There are two or three backlogged entries that I want/need to write. Unfortunately, with term starting up again, I’ve been preoccupied with classes. I’m doing a bad job at this regular updating thing. I promise that within the next few days, I will have another entry up. With photographs. I even know what it’s going to be about.
Meanwhile, since I’m being hosed by my classes, and some of you are probably curious about the classes offered at MIT, I’ll dedicate this entry to describing them. I’ve italicized the descrptions in the course catalogue, with my own impressions underneath.
Contributions of biochemistry toward an understanding of the structure and functioning of organisms, tissues, and cells. Chemistry and functions of constituents of cells and tissues and the chemical and physical-chemical basis for the structures of nucleic acids, proteins, and carbohydrates. General metabolism of carbohydrates, fats, and nitrogen-containing materials such as amino acids, proteins, and related compounds.
Takes chemistry, a subject I’m poor at, and applies it to biology, a subject I’m good at. We’ll see how that turns out. The application part ought to make it easier to relate to the material. I’d rather learn about proteins or metabolic pathways than chemical structures or the mechanisms of reactions anyway. It’s inarguably important and useful for neuroscience.
9.09J/7.29J (Cellular Neurobiology)
Introduction to the structure and function of the nervous system. Emphasizes the cellular properties of neurons and other excitable cells. Includes the structure and biophysical properties of excitable cells, synaptic transmission, neurochemistry, neurodevelopment, integration of information in simple systems, and detection and information coding during sensory transduction.

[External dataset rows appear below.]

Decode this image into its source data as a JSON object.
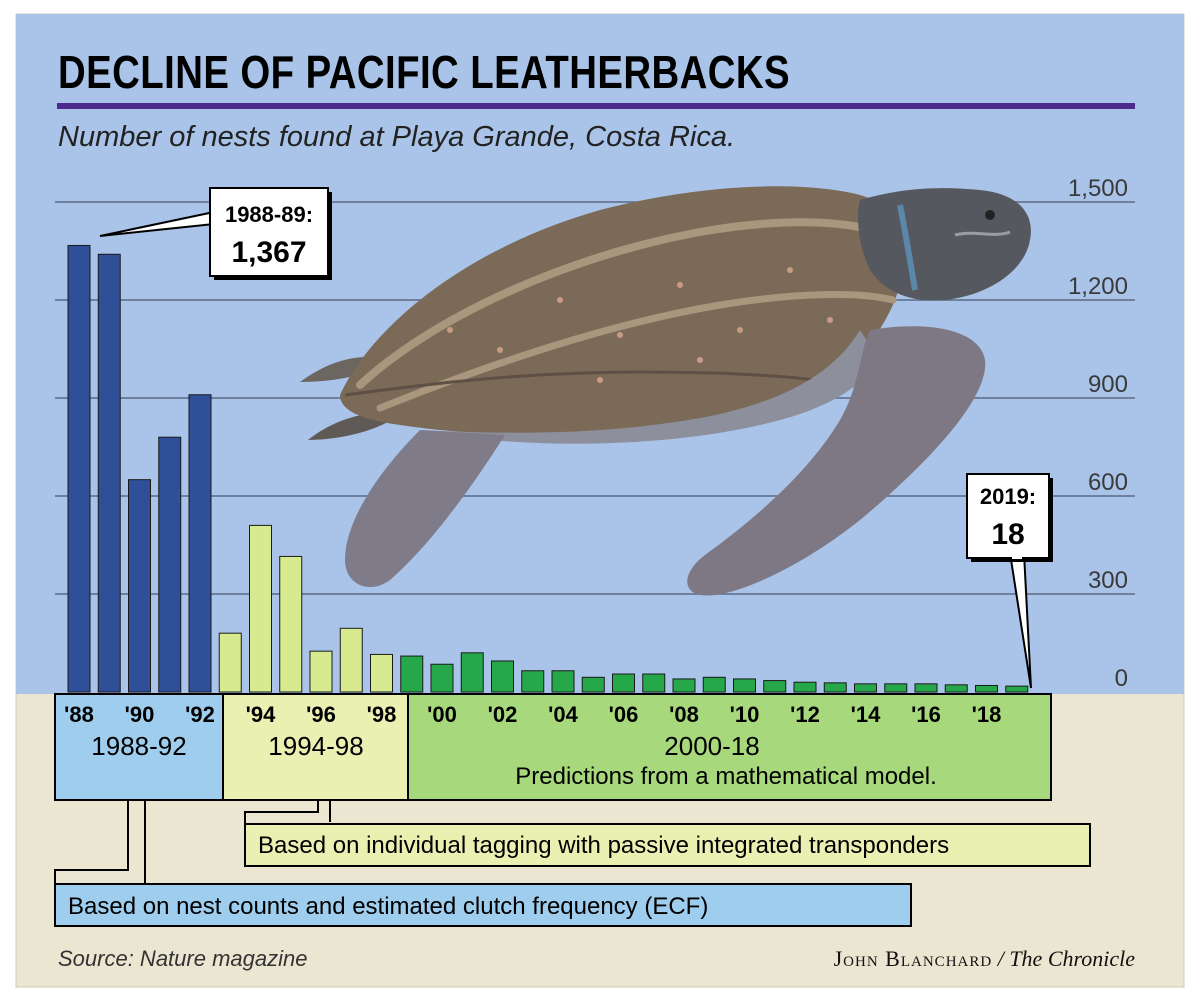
{
  "title": "DECLINE OF PACIFIC LEATHERBACKS",
  "subtitle": "Number of nests found at Playa Grande, Costa Rica.",
  "colors": {
    "background": "#a9c4e8",
    "lower_band": "#ebe6d2",
    "period1": "#2f4f99",
    "period2": "#d8ea8f",
    "period3": "#26a84a",
    "period1_box": "#9fcdee",
    "period2_box": "#eaf0b2",
    "period3_box": "#a7d87c",
    "rule": "#4b2a8c"
  },
  "chart_data": {
    "type": "bar",
    "categories": [
      "1988",
      "1989",
      "1990",
      "1991",
      "1992",
      "1993",
      "1994",
      "1995",
      "1996",
      "1997",
      "1998",
      "1999",
      "2000",
      "2001",
      "2002",
      "2003",
      "2004",
      "2005",
      "2006",
      "2007",
      "2008",
      "2009",
      "2010",
      "2011",
      "2012",
      "2013",
      "2014",
      "2015",
      "2016",
      "2017",
      "2018",
      "2019"
    ],
    "values": [
      1367,
      1340,
      650,
      780,
      910,
      180,
      510,
      415,
      125,
      195,
      115,
      110,
      85,
      120,
      95,
      65,
      65,
      45,
      55,
      55,
      40,
      45,
      40,
      35,
      30,
      28,
      25,
      25,
      25,
      22,
      20,
      18
    ],
    "groups": [
      0,
      0,
      0,
      0,
      0,
      1,
      1,
      1,
      1,
      1,
      1,
      2,
      2,
      2,
      2,
      2,
      2,
      2,
      2,
      2,
      2,
      2,
      2,
      2,
      2,
      2,
      2,
      2,
      2,
      2,
      2,
      2
    ],
    "y_ticks": [
      "1,500",
      "1,200",
      "900",
      "600",
      "300",
      "0"
    ],
    "y_tick_values": [
      1500,
      1200,
      900,
      600,
      300,
      0
    ],
    "ylim": [
      0,
      1500
    ],
    "x_tick_labels": [
      "'88",
      "'90",
      "'92",
      "'94",
      "'96",
      "'98",
      "'00",
      "'02",
      "'04",
      "'06",
      "'08",
      "'10",
      "'12",
      "'14",
      "'16",
      "'18"
    ],
    "grid": true,
    "periods": [
      {
        "label": "1988-92",
        "note": ""
      },
      {
        "label": "1994-98",
        "note": ""
      },
      {
        "label": "2000-18",
        "note": "Predictions from a mathematical model."
      }
    ],
    "methods": [
      "Based on individual tagging with passive integrated transponders",
      "Based on nest counts and estimated clutch frequency (ECF)"
    ],
    "callouts": [
      {
        "label": "1988-89:",
        "value": "1,367"
      },
      {
        "label": "2019:",
        "value": "18"
      }
    ]
  },
  "footer": {
    "source": "Source: Nature magazine",
    "credit_name": "John Blanchard",
    "credit_paper": " / The Chronicle"
  }
}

Fun, interesting, and multidisciplinary. More quantitative than you’d think (in general, neuroscience is more quantitative than your typcial physcial science/engineering person thinks). The professor, Chip Quinn, is nuts. In a good way. It’s like, somebody threw my General Institute Requirements in a blender and added basic neuroscience – I have to remember 7.013 (Biology), 5.112 (Chemistry), and 8.02 (E&M Physics).

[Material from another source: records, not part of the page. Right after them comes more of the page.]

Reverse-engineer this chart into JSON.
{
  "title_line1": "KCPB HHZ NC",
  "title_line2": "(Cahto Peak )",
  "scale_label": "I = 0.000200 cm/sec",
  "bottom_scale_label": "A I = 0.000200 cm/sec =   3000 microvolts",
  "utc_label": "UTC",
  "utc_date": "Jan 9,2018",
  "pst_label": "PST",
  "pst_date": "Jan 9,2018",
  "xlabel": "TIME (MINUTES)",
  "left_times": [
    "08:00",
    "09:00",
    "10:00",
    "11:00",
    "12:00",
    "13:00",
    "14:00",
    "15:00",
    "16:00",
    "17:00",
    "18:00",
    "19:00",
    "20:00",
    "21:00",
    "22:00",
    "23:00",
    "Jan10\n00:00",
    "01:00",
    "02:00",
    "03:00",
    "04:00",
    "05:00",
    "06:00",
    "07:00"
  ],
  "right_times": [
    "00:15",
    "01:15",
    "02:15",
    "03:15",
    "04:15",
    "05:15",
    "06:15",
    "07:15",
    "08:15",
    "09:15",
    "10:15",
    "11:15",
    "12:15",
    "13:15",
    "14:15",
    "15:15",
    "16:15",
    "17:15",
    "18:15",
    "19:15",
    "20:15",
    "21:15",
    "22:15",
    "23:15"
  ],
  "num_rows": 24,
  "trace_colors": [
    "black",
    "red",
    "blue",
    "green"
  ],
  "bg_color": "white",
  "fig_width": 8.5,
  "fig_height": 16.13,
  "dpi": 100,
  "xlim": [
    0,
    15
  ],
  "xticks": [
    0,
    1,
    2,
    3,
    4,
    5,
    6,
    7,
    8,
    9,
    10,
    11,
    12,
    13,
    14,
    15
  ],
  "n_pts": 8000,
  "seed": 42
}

9.35 (Sensation and Perception)
How senses work and how physical stimuli get transformed into signals in the nervous system. Examines how the brain uses those signals to determine what’s out there in the world. All the senses are discussed with focus on vision. Topics include perception of color, motion, form, and depth. Graduate students are expected to complete additional work.
It counts as a bioelectrical engineering elective if you’re Course 6. We dabble in psychophysics, biophysics, optics, the biology of the eye, signal detection theory, and more, and we get to look at lots of cool optical illusions. I get to remember how to do convolutions, a topic I last saw in 18.03 (Differential Equations).
9.14 (Brain Structure and Its Origins)
Outline of mammalian functional neuroanatomy, aided by studies of brain development, comparative neuroanatomy and evolution. Topics include early steps to a central nervous system, basic patterns of brain and spinal cord connections, regional development and differentiation, regeneration, motor and sensory pathways and structures, systems underlying motivations, innate action patterns, formation of habits, and various cognitive functions, and lab techniques. Optional brain dissections.
Evolution is nifty. So is neuroanatomy. Right now, class involves me having a lot of flashbacks to 9.18 (Developmental Neurobiology), which I took last year. There’s a lot of vocabulary. It’s a systems-y class, which I like. We haven’t done any brain dissections yet, though.